15
SEVENTEEN MILE DRIVE, BIG SUR, MONDAY NIGHT
The girl ran through the darkness. This was like something out of a nightmare, only it was real. Her heel broke on the rough trail. She kicked off the other one and ran on. The man followed. He seemed to have all the time in the world, as if he knew he would catch her. It had started so well.
The flash car shouted money, the crisp shirt and suit murmured class. Some tony husband cheating on his wife, looking for fresh meat, for something quick, and paying well for it. He had paid her straight off, four hundred dollars, told her all he needed was an hour but that he had a thing about the forest, could they park and do it there, make me feel like I’m a teenager again, he had said with a winning smile. And she had stepped into his car and into the nightmare.

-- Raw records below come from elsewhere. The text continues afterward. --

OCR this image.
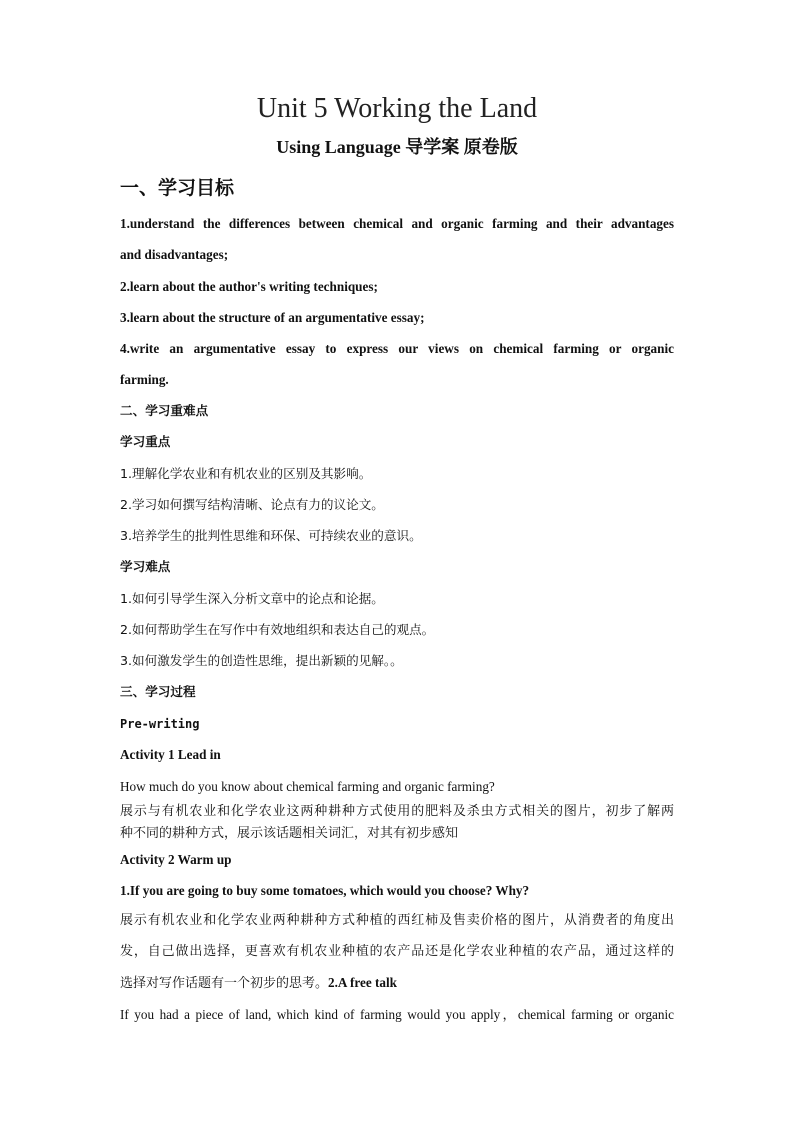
Unit 5 Working the Land
Using Language 导学案 原卷版
一、学习目标
1.understand the differences between chemical and organic farming and their advantages
and disadvantages;
2.learn about the author's writing techniques;
3.learn about the structure of an argumentative essay;
4.write an argumentative essay to express our views on chemical farming or organic
farming.
二、学习重难点
学习重点
1.理解化学农业和有机农业的区别及其影响。
2.学习如何撰写结构清晰、论点有力的议论文。
3.培养学生的批判性思维和环保、可持续农业的意识。
学习难点
1.如何引导学生深入分析文章中的论点和论据。
2.如何帮助学生在写作中有效地组织和表达自己的观点。
3.如何激发学生的创造性思维，提出新颖的见解。。
三、学习过程
Pre-writing
Activity 1 Lead in
How much do you know about chemical farming and organic farming?
展示与有机农业和化学农业这两种耕种方式使用的肥料及杀虫方式相关的图片，初步了解两
种不同的耕种方式，展示该话题相关词汇，对其有初步感知
Activity 2 Warm up
1.If you are going to buy some tomatoes, which would you choose? Why?
展示有机农业和化学农业两种耕种方式种植的西红柿及售卖价格的图片，从消费者的角度出
发，自己做出选择，更喜欢有机农业种植的农产品还是化学农业种植的农产品，通过这样的
选择对写作话题有一个初步的思考。2.A free talk
If you had a piece of land, which kind of farming would you apply，chemical farming or organic
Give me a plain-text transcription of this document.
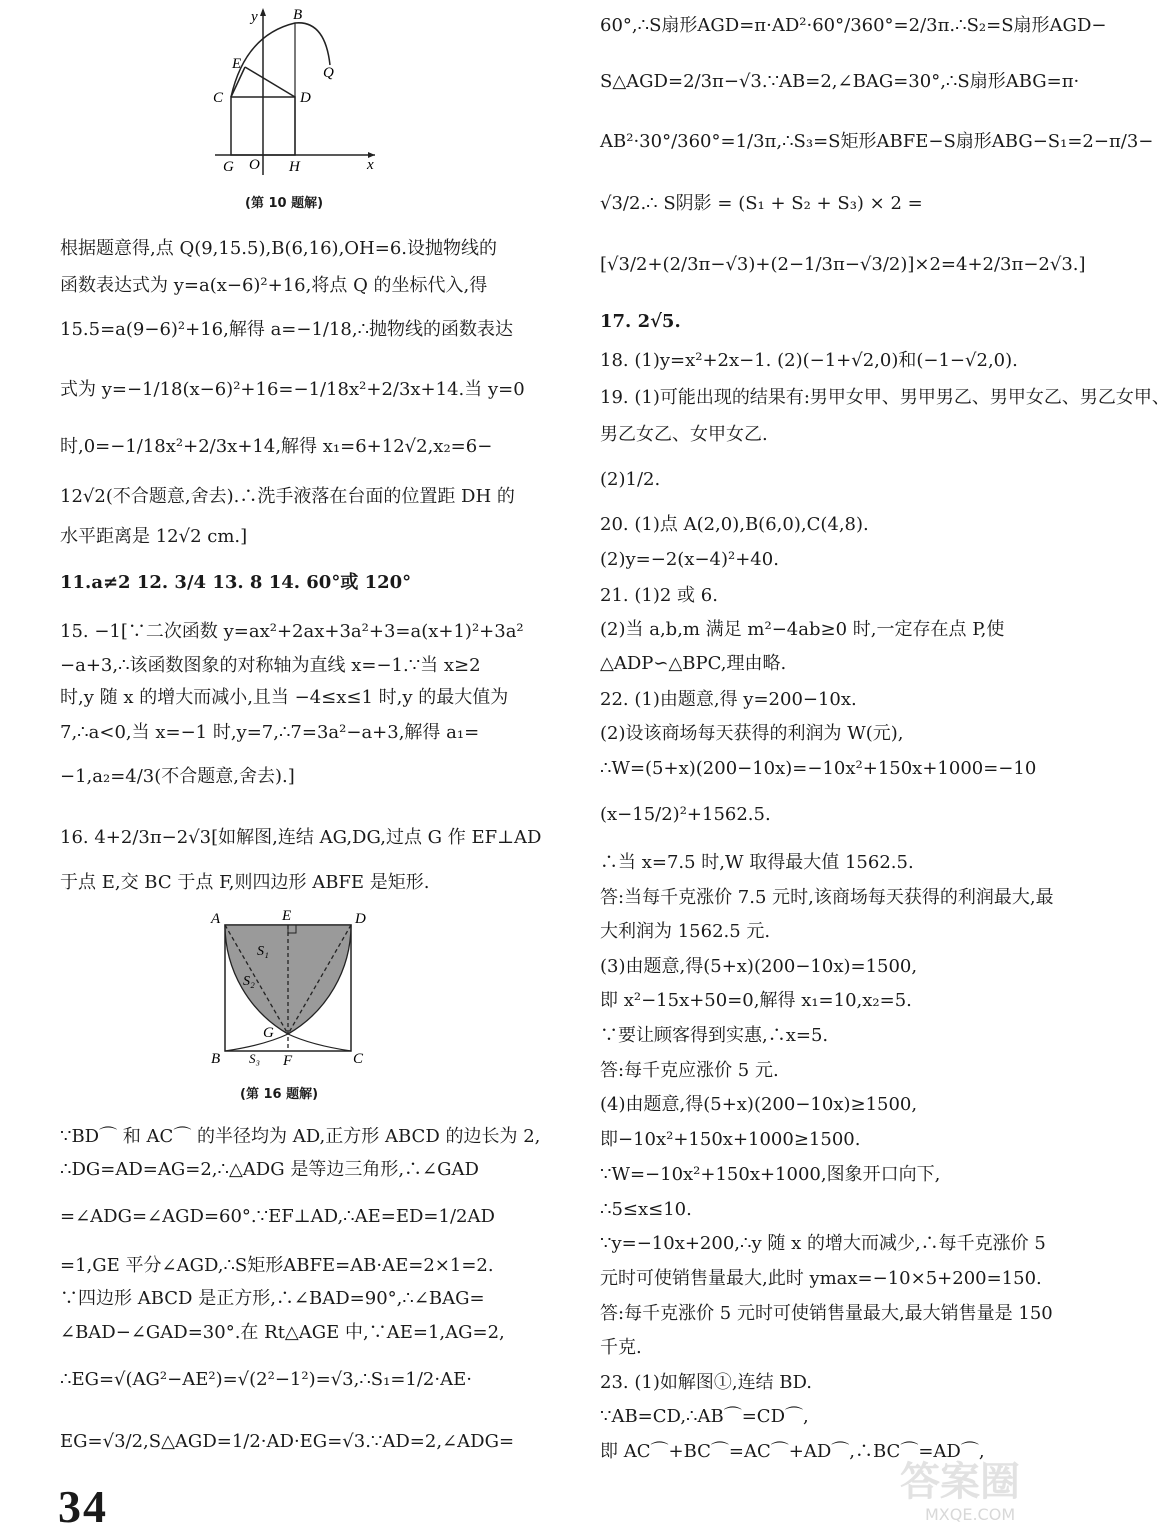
y B
E
Q
C	D
G O H	x
(第 10 题解)
根据题意得,点 Q(9,15.5),B(6,16),OH=6.设抛物线的
函数表达式为 y=a(x−6)²+16,将点 Q 的坐标代入,得
15.5=a(9−6)²+16,解得 a=−1/18,∴抛物线的函数表达
式为 y=−1/18(x−6)²+16=−1/18x²+2/3x+14.当 y=0
时,0=−1/18x²+2/3x+14,解得 x₁=6+12√2,x₂=6−
12√2(不合题意,舍去).∴洗手液落在台面的位置距 DH 的
水平距离是 12√2 cm.]
11.a≠2 12. 3/4 13. 8 14. 60°或 120°
15. −1[∵二次函数 y=ax²+2ax+3a²+3=a(x+1)²+3a²
−a+3,∴该函数图象的对称轴为直线 x=−1.∵当 x≥2
时,y 随 x 的增大而减小,且当 −4≤x≤1 时,y 的最大值为
7,∴a<0,当 x=−1 时,y=7,∴7=3a²−a+3,解得 a₁=
−1,a₂=4/3(不合题意,舍去).]
16. 4+2/3π−2√3[如解图,连结 AG,DG,过点 G 作 EF⊥AD
于点 E,交 BC 于点 F,则四边形 ABFE 是矩形.
A	E	D
S₁
S₂
G
B S₃ F	C
(第 16 题解)
∵BD⌒ 和 AC⌒ 的半径均为 AD,正方形 ABCD 的边长为 2,
∴DG=AD=AG=2,∴△ADG 是等边三角形,∴∠GAD
=∠ADG=∠AGD=60°.∵EF⊥AD,∴AE=ED=1/2AD
=1,GE 平分∠AGD,∴S矩形ABFE=AB·AE=2×1=2.
∵四边形 ABCD 是正方形,∴∠BAD=90°,∴∠BAG=
∠BAD−∠GAD=30°.在 Rt△AGE 中,∵AE=1,AG=2,
∴EG=√(AG²−AE²)=√(2²−1²)=√3,∴S₁=1/2·AE·
EG=√3/2,S△AGD=1/2·AD·EG=√3.∵AD=2,∠ADG=
60°,∴S扇形AGD=π·AD²·60°/360°=2/3π.∴S₂=S扇形AGD−
S△AGD=2/3π−√3.∵AB=2,∠BAG=30°,∴S扇形ABG=π·
AB²·30°/360°=1/3π,∴S₃=S矩形ABFE−S扇形ABG−S₁=2−π/3−
√3/2.∴ S阴影 = (S₁ + S₂ + S₃) × 2 =
[√3/2+(2/3π−√3)+(2−1/3π−√3/2)]×2=4+2/3π−2√3.]
17. 2√5.
18. (1)y=x²+2x−1. (2)(−1+√2,0)和(−1−√2,0).
19. (1)可能出现的结果有:男甲女甲、男甲男乙、男甲女乙、男乙女甲、
男乙女乙、女甲女乙.
(2)1/2.
20. (1)点 A(2,0),B(6,0),C(4,8).
(2)y=−2(x−4)²+40.
21. (1)2 或 6.
(2)当 a,b,m 满足 m²−4ab≥0 时,一定存在点 P,使
△ADP∽△BPC,理由略.
22. (1)由题意,得 y=200−10x.
(2)设该商场每天获得的利润为 W(元),
∴W=(5+x)(200−10x)=−10x²+150x+1000=−10
(x−15/2)²+1562.5.
∴当 x=7.5 时,W 取得最大值 1562.5.
答:当每千克涨价 7.5 元时,该商场每天获得的利润最大,最
大利润为 1562.5 元.
(3)由题意,得(5+x)(200−10x)=1500,
即 x²−15x+50=0,解得 x₁=10,x₂=5.
∵要让顾客得到实惠,∴x=5.
答:每千克应涨价 5 元.
(4)由题意,得(5+x)(200−10x)≥1500,
即−10x²+150x+1000≥1500.
∵W=−10x²+150x+1000,图象开口向下,
∴5≤x≤10.
∵y=−10x+200,∴y 随 x 的增大而减少,∴每千克涨价 5
元时可使销售量最大,此时 ymax=−10×5+200=150.
答:每千克涨价 5 元时可使销售量最大,最大销售量是 150
千克.
23. (1)如解图①,连结 BD.
∵AB=CD,∴AB⌒=CD⌒,
即 AC⌒+BC⌒=AC⌒+AD⌒,∴BC⌒=AD⌒,
34	答案圈
MXQE.COM
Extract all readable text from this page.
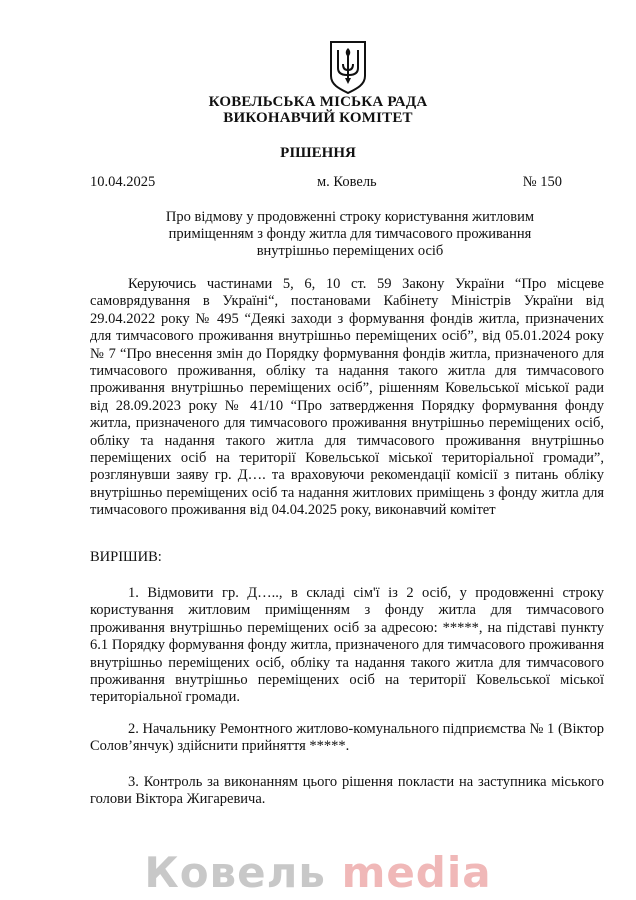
КОВЕЛЬСЬКА МІСЬКА РАДА
ВИКОНАВЧИЙ КОМІТЕТ
РІШЕННЯ
10.04.2025	м. Ковель	№ 150
Про відмову у продовженні строку користування житловим приміщенням з фонду житла для тимчасового проживання внутрішньо переміщених осіб

Керуючись частинами 5, 6, 10 ст. 59 Закону України “Про місцеве самоврядування в Україні“, постановами Кабінету Міністрів України від 29.04.2022 року № 495 “Деякі заходи з формування фондів житла, призначених для тимчасового проживання внутрішньо переміщених осіб”, від 05.01.2024 року № 7 “Про внесення змін до Порядку формування фондів житла, призначеного для тимчасового проживання, обліку та надання такого житла для тимчасового проживання внутрішньо переміщених осіб”, рішенням Ковельської міської ради від 28.09.2023 року № 41/10 “Про затвердження Порядку формування фонду житла, призначеного для тимчасового проживання внутрішньо переміщених осіб, обліку та надання такого житла для тимчасового проживання внутрішньо переміщених осіб на території Ковельської міської територіальної громади”, розглянувши заяву гр. Д…. та враховуючи рекомендації комісії з питань обліку внутрішньо переміщених осіб та надання житлових приміщень з фонду житла для тимчасового проживання від 04.04.2025 року, виконавчий комітет

ВИРІШИВ:

1. Відмовити гр. Д….., в складі сім'ї із 2 осіб, у продовженні строку користування житловим приміщенням з фонду житла для тимчасового проживання внутрішньо переміщених осіб за адресою: *****, на підставі пункту 6.1 Порядку формування фонду житла, призначеного для тимчасового проживання внутрішньо переміщених осіб, обліку та надання такого житла для тимчасового проживання внутрішньо переміщених осіб на території Ковельської міської територіальної громади.

2. Начальнику Ремонтного житлово-комунального підприємства № 1 (Віктор Солов’янчук) здійснити прийняття *****.

3. Контроль за виконанням цього рішення покласти на заступника міського голови Віктора Жигаревича.

Ковель media
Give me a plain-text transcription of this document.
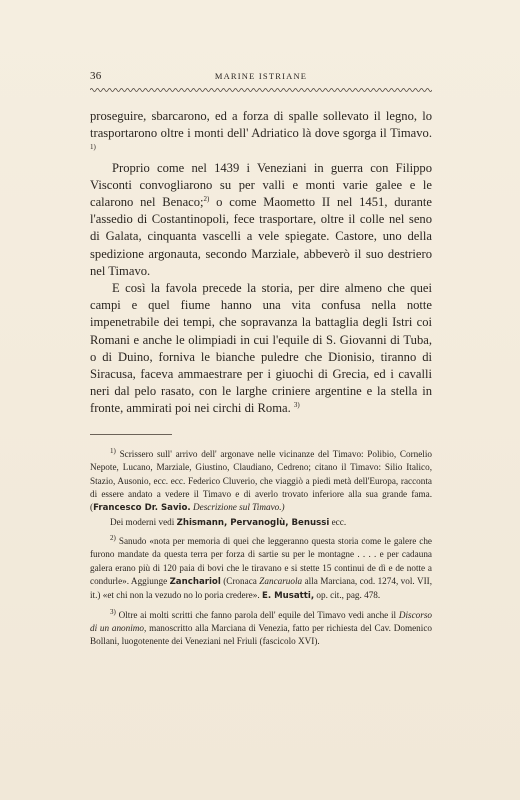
36	MARINE ISTRIANE

proseguire, sbarcarono, ed a forza di spalle sollevato il legno, lo trasportarono oltre i monti dell' Adriatico là dove sgorga il Timavo. $^{1)}$

Proprio come nel 1439 i Veneziani in guerra con Filippo Visconti convogliarono su per valli e monti varie galee e le calarono nel Benaco;$^{2)}$ o come Maometto II nel 1451, durante l'assedio di Costantinopoli, fece trasportare, oltre il colle nel seno di Galata, cinquanta vascelli a vele spiegate. Castore, uno della spedizione argonauta, secondo Marziale, abbeverò il suo destriero nel Timavo.

E così la favola precede la storia, per dire almeno che quei campi e quel fiume hanno una vita confusa nella notte impenetrabile dei tempi, che sopravanza la battaglia degli Istri coi Romani e anche le olimpiadi in cui l'equile di S. Giovanni di Tuba, o di Duino, forniva le bianche puledre che Dionisio, tiranno di Siracusa, faceva ammaestrare per i giuochi di Grecia, ed i cavalli neri dal pelo rasato, con le larghe criniere argentine e la stella in fronte, ammirati poi nei circhi di Roma. $^{3)}$

$^{1)}$ Scrissero sull' arrivo dell' argonave nelle vicinanze del Timavo: Polibio, Cornelio Nepote, Lucano, Marziale, Giustino, Claudiano, Cedreno; citano il Timavo: Silio Italico, Stazio, Ausonio, ecc. ecc. Federico Cluverio, che viaggiò a piedi metà dell'Europa, racconta di essere andato a vedere il Timavo e di averlo trovato inferiore alla sua grande fama. (Francesco Dr. Savio. Descrizione sul Timavo.)

Dei moderni vedi Zhismann, Pervanoglù, Benussi ecc.

$^{2)}$ Sanudo «nota per memoria di quei che leggeranno questa storia come le galere che furono mandate da questa terra per forza di sartie su per le montagne . . . . e per cadauna galera erano più di 120 paia di bovi che le tiravano e si stette 15 continui de dì e de notte a condurle». Aggiunge Zanchariol (Cronaca Zancaruola alla Marciana, cod. 1274, vol. VII, it.) «et chi non la vezudo no lo poria credere». E. Musatti, op. cit., pag. 478.

$^{3)}$ Oltre ai molti scritti che fanno parola dell' equile del Timavo vedi anche il Discorso di un anonimo, manoscritto alla Marciana di Venezia, fatto per richiesta del Cav. Domenico Bollani, luogotenente dei Veneziani nel Friuli (fascicolo XVI).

He had driven to Seventeen Mile Drive. Ritzy, she had thought. Then, as advertised, he had turned off into a forest, parked. He took out a silk scarf, reached across, kissed her, then tied it round her mouth. Then as she struggled with the locked door, he took another, grabbed her hands, and bound them behind her back.
“Get out,” he’d said as fear exploded in her stomach. His voice was different, his eyes were different. He seemed amused, but didn’t share the joke with her.
“Go on. Run. If you want.”
And run she did. Spurred by terror. She ran as fast as she could with her hands bound behind her. She could hear him, keeping pace. Now he accelerated. In seconds, he caught her, pulled her down. She saw he wore gloves, and she whimpered into her scarf.
He reached his hands around her neck. She pleaded with her eyes, with all the voice she could summon.
He smiled again. “You want to ask why? There’s a time to talk. And a time to stay silent. You didn’t know the difference. Good-bye.”
She struggled, she tried to scream out, but he was too strong, too big. There was nothing she could do. She saw the fireworks as her brain, starved of oxygen, began to shut down; then there was nothing.